Annerl: Ohne Ziele kann man nicht wachsen. Wir wollen nachhaltige sportliche Entwicklung und nur der Klassenerhalt als Ziel reicht uns nicht. Wie schon gesagt, wollen wir jedes Jahr in der Meistergruppe spielen oder zumindest in den Top acht sein, statt nur ums Überleben zu kämpfen. Europacup ist unser Bonusziel – nicht als Anspruch, aber als Option.

90minuten: Dann nimmt man an der sich-nach-oben-drehenden Spirale teil. Ein Spieler, der Conference League spielt, ist teurer als einer, der Bundesliga spielt. Welche Ziele haben Sie neben sportlichen Höchstleitungen?

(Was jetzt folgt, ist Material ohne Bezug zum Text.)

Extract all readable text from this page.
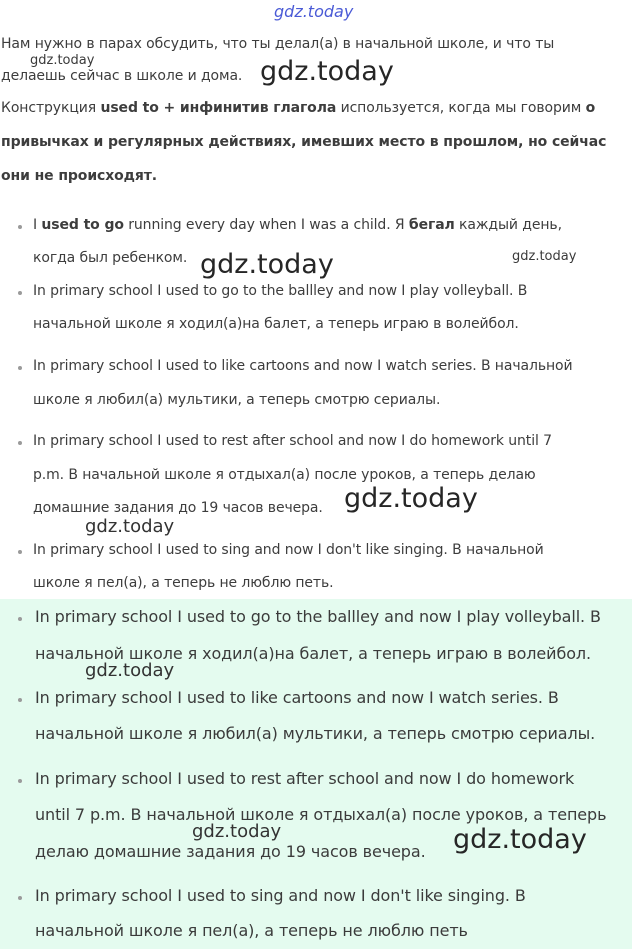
gdz.today
gdz.today	gdz.today
gdz.today	gdz.today
gdz.today
gdz.today
Нам нужно в парах обсудить, что ты делал(а) в начальной школе, и что ты
делаешь сейчас в школе и дома.
Конструкция used to + инфинитив глагола используется, когда мы говорим о
привычках и регулярных действиях, имевших место в прошлом, но сейчас
они не происходят.
I used to go running every day when I was a child. Я бегал каждый день,
когда был ребенком.
In primary school I used to go to the ballley and now I play volleyball. В
начальной школе я ходил(а)на балет, а теперь играю в волейбол.
In primary school I used to like cartoons and now I watch series. В начальной
школе я любил(а) мультики, а теперь смотрю сериалы.
In primary school I used to rest after school and now I do homework until 7
p.m. В начальной школе я отдыхал(а) после уроков, а теперь делаю
домашние задания до 19 часов вечера.
In primary school I used to sing and now I don't like singing. В начальной
школе я пел(а), а теперь не люблю петь.
In primary school I used to go to the ballley and now I play volleyball. В
начальной школе я ходил(а)на балет, а теперь играю в волейбол.
gdz.today
In primary school I used to like cartoons and now I watch series. В
начальной школе я любил(а) мультики, а теперь смотрю сериалы.
In primary school I used to rest after school and now I do homework
until 7 p.m. В начальной школе я отдыхал(а) после уроков, а теперь
gdz.today
делаю домашние задания до 19 часов вечера. gdz.today
In primary school I used to sing and now I don't like singing. В
начальной школе я пел(а), а теперь не люблю петь
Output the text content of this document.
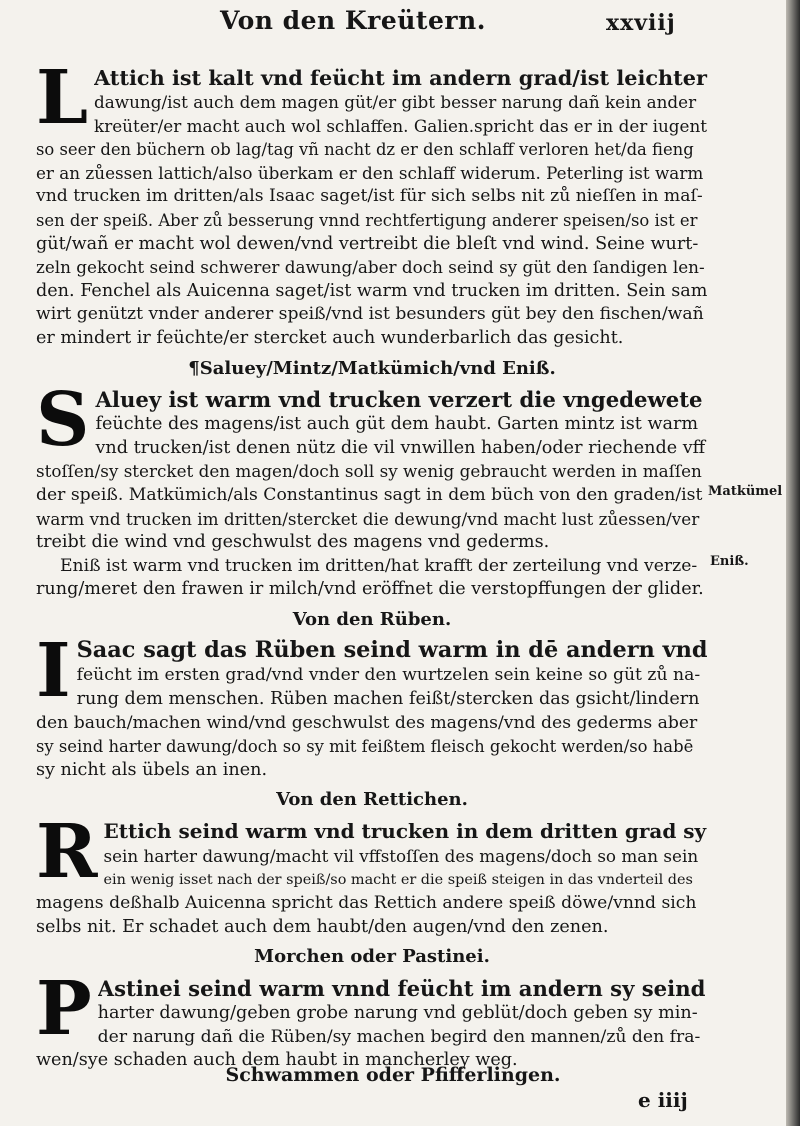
Von den Kreütern.	xxviij
L Attich ist kalt vnd feücht im andern grad/ist leichter
dawung/ist auch dem magen güt/er gibt besser narung dañ kein ander
kreüter/er macht auch wol schlaffen. Galien.spricht das er in der iugent
so seer den büchern ob lag/tag vñ nacht dz er den schlaff verloren het/da fieng
er an zůessen lattich/also überkam er den schlaff widerum. Peterling ist warm
vnd trucken im dritten/als Isaac saget/ist für sich selbs nit zů nieſſen in maſ-
sen der speiß. Aber zů besserung vnnd rechtfertigung anderer speisen/so ist er
güt/wañ er macht wol dewen/vnd vertreibt die bleſt vnd wind. Seine wurt-
zeln gekocht seind schwerer dawung/aber doch seind sy güt den ſandigen len-
den. Fenchel als Auicenna saget/ist warm vnd trucken im dritten. Sein sam
wirt genützt vnder anderer speiß/vnd ist besunders güt bey den fischen/wañ
er mindert ir feüchte/er stercket auch wunderbarlich das gesicht.
¶Saluey/Mintz/Matkümich/vnd Eniß.
S Aluey ist warm vnd trucken verzert die vngedewete
feüchte des magens/ist auch güt dem haubt. Garten mintz ist warm
vnd trucken/ist denen nütz die vil vnwillen haben/oder riechende vff
stoſſen/sy stercket den magen/doch soll sy wenig gebraucht werden in maſſen
der speiß. Matkümich/als Constantinus sagt in dem büch von den graden/ist
warm vnd trucken im dritten/stercket die dewung/vnd macht lust zůessen/ver
treibt die wind vnd geschwulst des magens vnd gederms.
Eniß ist warm vnd trucken im dritten/hat krafft der zerteilung vnd verze-
rung/meret den frawen ir milch/vnd eröffnet die verstopffungen der glider.
Von den Rüben.
I Saac sagt das Rüben seind warm in dē andern vnd
feücht im ersten grad/vnd vnder den wurtzelen sein keine so güt zů na-
rung dem menschen. Rüben machen feißt/stercken das gsicht/lindern
den bauch/machen wind/vnd geschwulst des magens/vnd des gederms aber
sy seind harter dawung/doch so sy mit feißtem fleisch gekocht werden/so habē
sy nicht als übels an inen.
Von den Rettichen.
R Ettich seind warm vnd trucken in dem dritten grad sy
sein harter dawung/macht vil vffstoſſen des magens/doch so man sein
ein wenig isset nach der speiß/so macht er die speiß steigen in das vnderteil des
magens deßhalb Auicenna spricht das Rettich andere speiß döwe/vnnd sich
selbs nit. Er schadet auch dem haubt/den augen/vnd den zenen.
Morchen oder Pastinei.
P Astinei seind warm vnnd feücht im andern sy seind
harter dawung/geben grobe narung vnd geblüt/doch geben sy min-
der narung dañ die Rüben/sy machen begird den mannen/zů den fra-
wen/sye schaden auch dem haubt in mancherley weg.
Matkümel
Eniß.
Schwammen oder Pfifferlingen.
e iiij
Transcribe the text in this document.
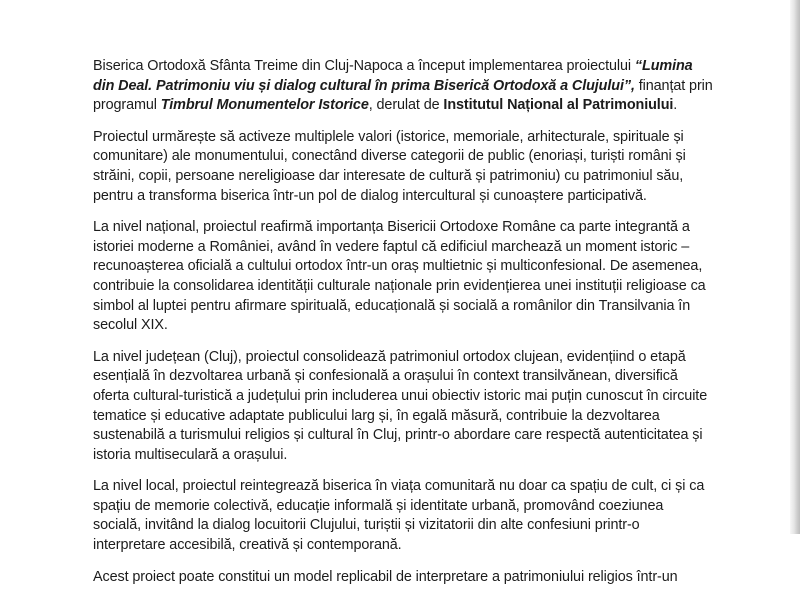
Biserica Ortodoxă Sfânta Treime din Cluj-Napoca a început implementarea proiectului “Lumina din Deal. Patrimoniu viu și dialog cultural în prima Biserică Ortodoxă a Clujului”, finanțat prin programul Timbrul Monumentelor Istorice, derulat de Institutul Național al Patrimoniului.

Proiectul urmărește să activeze multiplele valori (istorice, memoriale, arhitecturale, spirituale și comunitare) ale monumentului, conectând diverse categorii de public (enoriași, turiști români și străini, copii, persoane nereligioase dar interesate de cultură și patrimoniu) cu patrimoniul său, pentru a transforma biserica într-un pol de dialog intercultural și cunoaștere participativă.

La nivel național, proiectul reafirmă importanța Bisericii Ortodoxe Române ca parte integrantă a istoriei moderne a României, având în vedere faptul că edificiul marchează un moment istoric – recunoașterea oficială a cultului ortodox într-un oraș multietnic și multiconfesional. De asemenea, contribuie la consolidarea identității culturale naționale prin evidențierea unei instituții religioase ca simbol al luptei pentru afirmare spirituală, educațională și socială a românilor din Transilvania în secolul XIX.

La nivel județean (Cluj), proiectul consolidează patrimoniul ortodox clujean, evidențiind o etapă esențială în dezvoltarea urbană și confesională a orașului în context transilvănean, diversifică oferta cultural-turistică a județului prin includerea unui obiectiv istoric mai puțin cunoscut în circuite tematice și educative adaptate publicului larg și, în egală măsură, contribuie la dezvoltarea sustenabilă a turismului religios și cultural în Cluj, printr-o abordare care respectă autenticitatea și istoria multiseculară a orașului.

La nivel local, proiectul reintegrează biserica în viața comunitară nu doar ca spațiu de cult, ci și ca spațiu de memorie colectivă, educație informală și identitate urbană, promovând coeziunea socială, invitând la dialog locuitorii Clujului, turiștii și vizitatorii din alte confesiuni printr-o interpretare accesibilă, creativă și contemporană.

Acest proiect poate constitui un model replicabil de interpretare a patrimoniului religios într-un
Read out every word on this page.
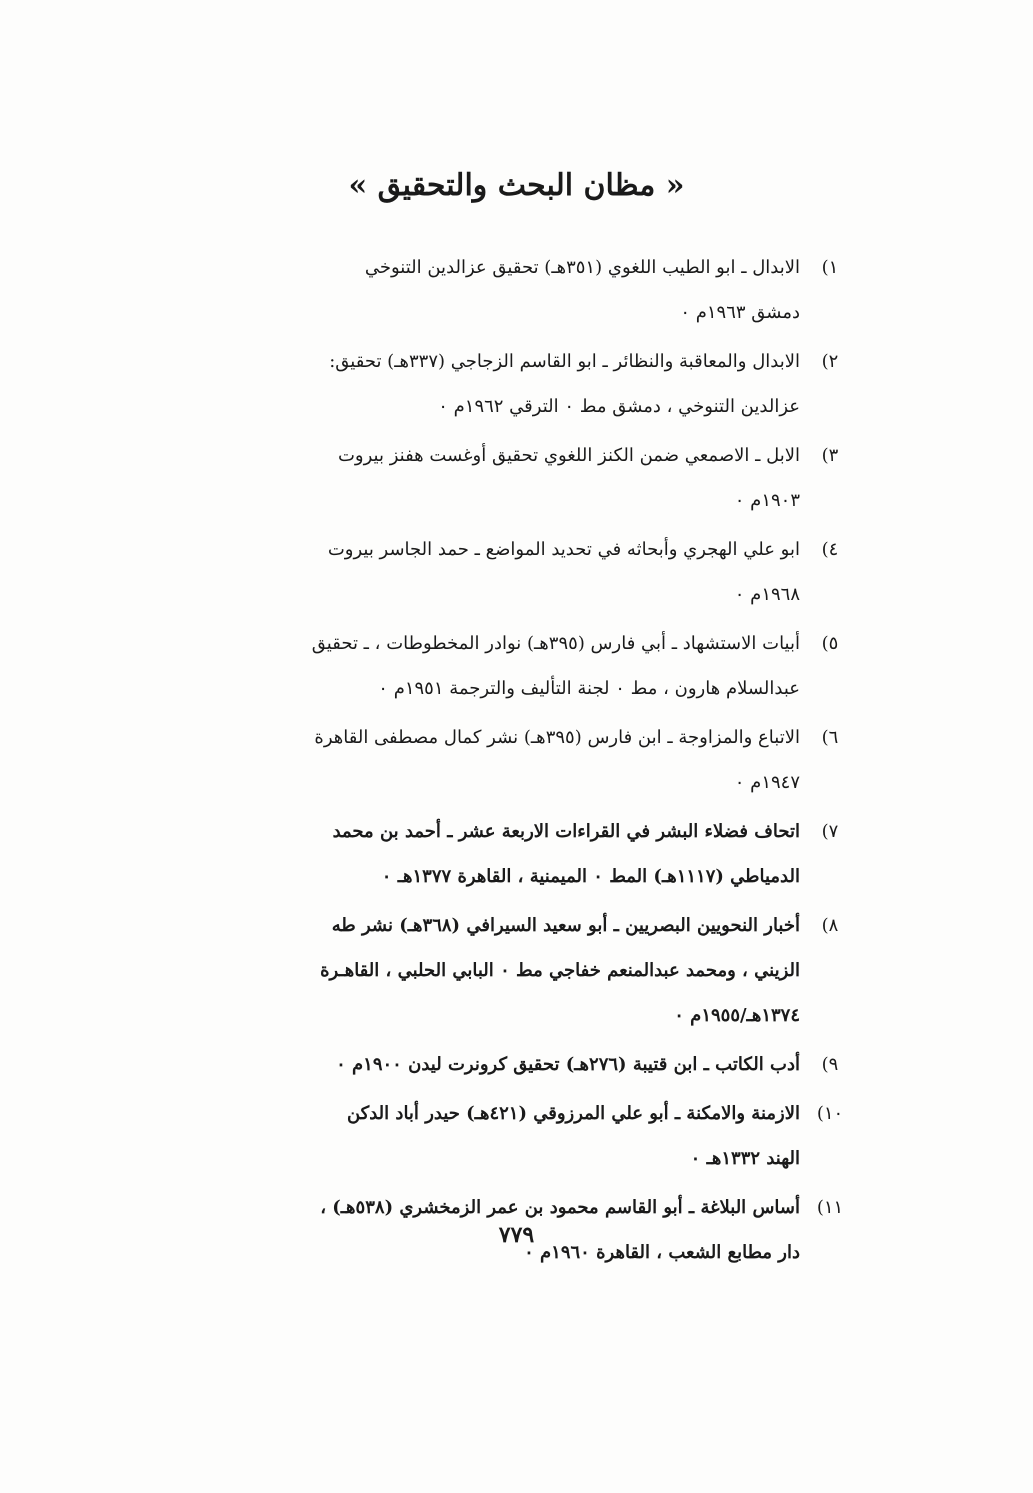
« مظان البحث والتحقيق »
١)
الابدال ـ ابو الطيب اللغوي (٣٥١هـ) تحقيق عزالدين التنوخي
دمشق ١٩٦٣م ٠
٢)
الابدال والمعاقبة والنظائر ـ ابو القاسم الزجاجي (٣٣٧هـ) تحقيق:
عزالدين التنوخي ، دمشق مط ٠ الترقي ١٩٦٢م ٠
٣)
الابل ـ الاصمعي ضمن الكنز اللغوي تحقيق أوغست هفنز بيروت
١٩٠٣م ٠
٤)
ابو علي الهجري وأبحاثه في تحديد المواضع ـ حمد الجاسر بيروت
١٩٦٨م ٠
٥)
أبيات الاستشهاد ـ أبي فارس (٣٩٥هـ) نوادر المخطوطات ، ـ تحقيق
عبدالسلام هارون ، مط ٠ لجنة التأليف والترجمة ١٩٥١م ٠
٦)
الاتباع والمزاوجة ـ ابن فارس (٣٩٥هـ) نشر كمال مصطفى القاهرة
١٩٤٧م ٠
٧)
اتحاف فضلاء البشر في القراءات الاربعة عشر ـ أحمد بن محمد
الدمياطي (١١١٧هـ) المط ٠ الميمنية ، القاهرة ١٣٧٧هـ ٠
٨)
أخبار النحويين البصريين ـ أبو سعيد السيرافي (٣٦٨هـ) نشر طه
الزيني ، ومحمد عبدالمنعم خفاجي مط ٠ البابي الحلبي ، القاهـرة
١٣٧٤هـ/١٩٥٥م ٠
٩)
أدب الكاتب ـ ابن قتيبة (٢٧٦هـ) تحقيق كرونرت ليدن ١٩٠٠م ٠
١٠)
الازمنة والامكنة ـ أبو علي المرزوقي (٤٢١هـ) حيدر أباد الدكن
الهند ١٣٣٢هـ ٠
١١)
أساس البلاغة ـ أبو القاسم محمود بن عمر الزمخشري (٥٣٨هـ) ،
دار مطابع الشعب ، القاهرة ١٩٦٠م ٠
٧٧٩
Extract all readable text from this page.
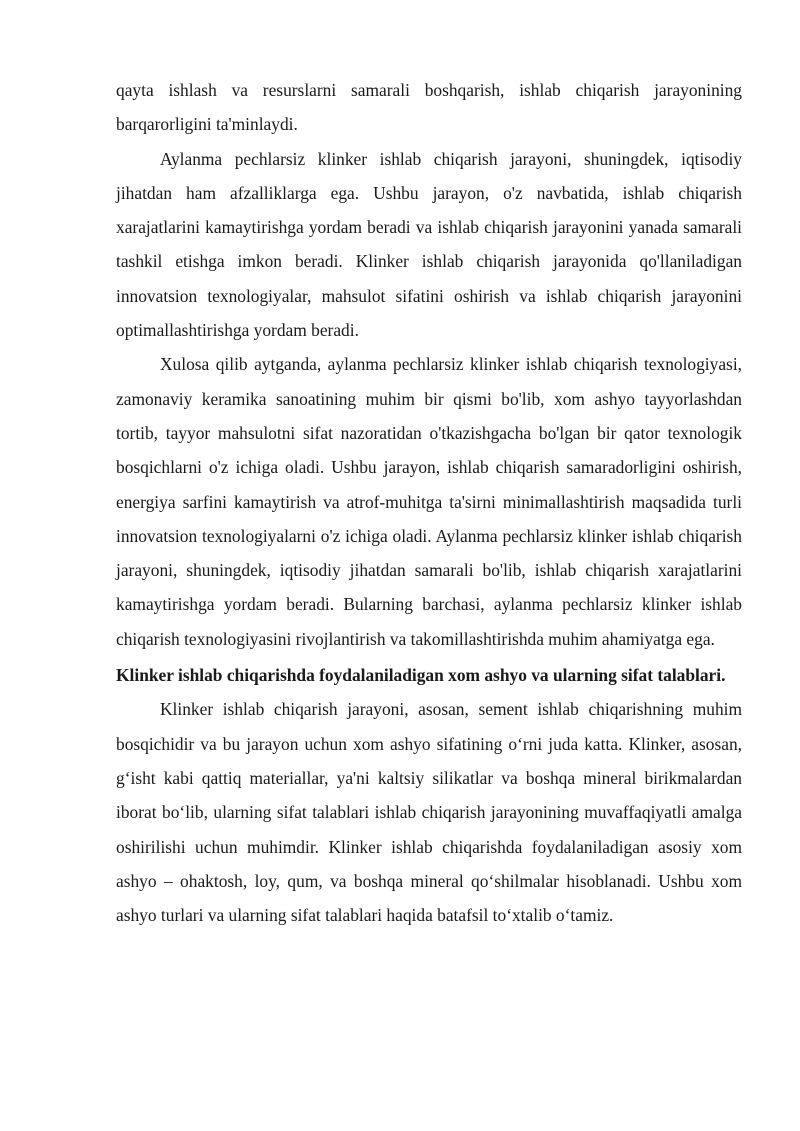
qayta ishlash va resurslarni samarali boshqarish, ishlab chiqarish jarayonining barqarorligini ta'minlaydi.

Aylanma pechlarsiz klinker ishlab chiqarish jarayoni, shuningdek, iqtisodiy jihatdan ham afzalliklarga ega. Ushbu jarayon, o'z navbatida, ishlab chiqarish xarajatlarini kamaytirishga yordam beradi va ishlab chiqarish jarayonini yanada samarali tashkil etishga imkon beradi. Klinker ishlab chiqarish jarayonida qo'llaniladigan innovatsion texnologiyalar, mahsulot sifatini oshirish va ishlab chiqarish jarayonini optimallashtirishga yordam beradi.

Xulosa qilib aytganda, aylanma pechlarsiz klinker ishlab chiqarish texnologiyasi, zamonaviy keramika sanoatining muhim bir qismi bo'lib, xom ashyo tayyorlashdan tortib, tayyor mahsulotni sifat nazoratidan o'tkazishgacha bo'lgan bir qator texnologik bosqichlarni o'z ichiga oladi. Ushbu jarayon, ishlab chiqarish samaradorligini oshirish, energiya sarfini kamaytirish va atrof-muhitga ta'sirni minimallashtirish maqsadida turli innovatsion texnologiyalarni o'z ichiga oladi. Aylanma pechlarsiz klinker ishlab chiqarish jarayoni, shuningdek, iqtisodiy jihatdan samarali bo'lib, ishlab chiqarish xarajatlarini kamaytirishga yordam beradi. Bularning barchasi, aylanma pechlarsiz klinker ishlab chiqarish texnologiyasini rivojlantirish va takomillashtirishda muhim ahamiyatga ega.

Klinker ishlab chiqarishda foydalaniladigan xom ashyo va ularning sifat talablari.

Klinker ishlab chiqarish jarayoni, asosan, sement ishlab chiqarishning muhim bosqichidir va bu jarayon uchun xom ashyo sifatining o‘rni juda katta. Klinker, asosan, g‘isht kabi qattiq materiallar, ya'ni kaltsiy silikatlar va boshqa mineral birikmalardan iborat bo‘lib, ularning sifat talablari ishlab chiqarish jarayonining muvaffaqiyatli amalga oshirilishi uchun muhimdir. Klinker ishlab chiqarishda foydalaniladigan asosiy xom ashyo – ohaktosh, loy, qum, va boshqa mineral qo‘shilmalar hisoblanadi. Ushbu xom ashyo turlari va ularning sifat talablari haqida batafsil to‘xtalib o‘tamiz.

Annerl: Talenteförderung, Fanentwicklung und stabiles wirtschaftliches Wachstum sind sicher die Hauptsäulen.

90minuten: Wenn man die Ziele klarer formuliert, ist es leichter, den Fokus zu behalten?

Annerl: Ja, aber nicht nur. Was schon immer unser Vorteil war, ist nicht zu müssen. Pflichtsiege, Pflichttitel – das haben wir nicht. Das befreit und beflügelt uns. Zusätzlich leben wir das Familiäre und Regionale. Nach jedem Spiel sitzen wir mit den Trainern, Spielern und deren Familien zusammen. Da kämpft einer für den anderen.

Unser Kapitän Jürgen Heil, der sich mit der Stadt und Region identifiziert, reißt alle mit und ist ein Vorbild für die Jungen. Zusammengefasst: Wir sind ein moderner, ruhiger, entwicklungsorientierter Klub, der vorwiegend österreichische Spieler entwickelt, klare Linien hat und nicht durch Hektik seine Identität verliert.

90minuten: Allerdings: Wenn der TSV regelmäßig oben mitspielt, wird es irgendwann Pflichtsiege geben.

Annerl: Siege in den letzten Minuten zu verspielen wie gegen den LASK oder Altach wollen wir nicht mehr. Hier sehen wir es als unsere Pflicht, den Vorsprung über die Zeit zu bringen, und das haben wir schon hervorragend umgesetzt. Ich denke aber nicht, dass wir jemals in die Schiene verfallen, alles unter Druck zu machen.

Egal, was wir noch erreichen werden – wir sind ein Verein zum Anfassen, bodenständig und herzlich – die ideale Mischung aus Menschlichkeit, Weiterbildung und Erfolg, wo jeder jeden kennt und alle zusammenhelfen, um das Beste für den Verein erreichen zu können. Das macht den TSV Hartberg so besonders. Wir setzen alles daran, dass dies so bestehen bleibt, egal welche Erfolge wir noch feiern werden!

90minuten: Wir danken für das Gespräch!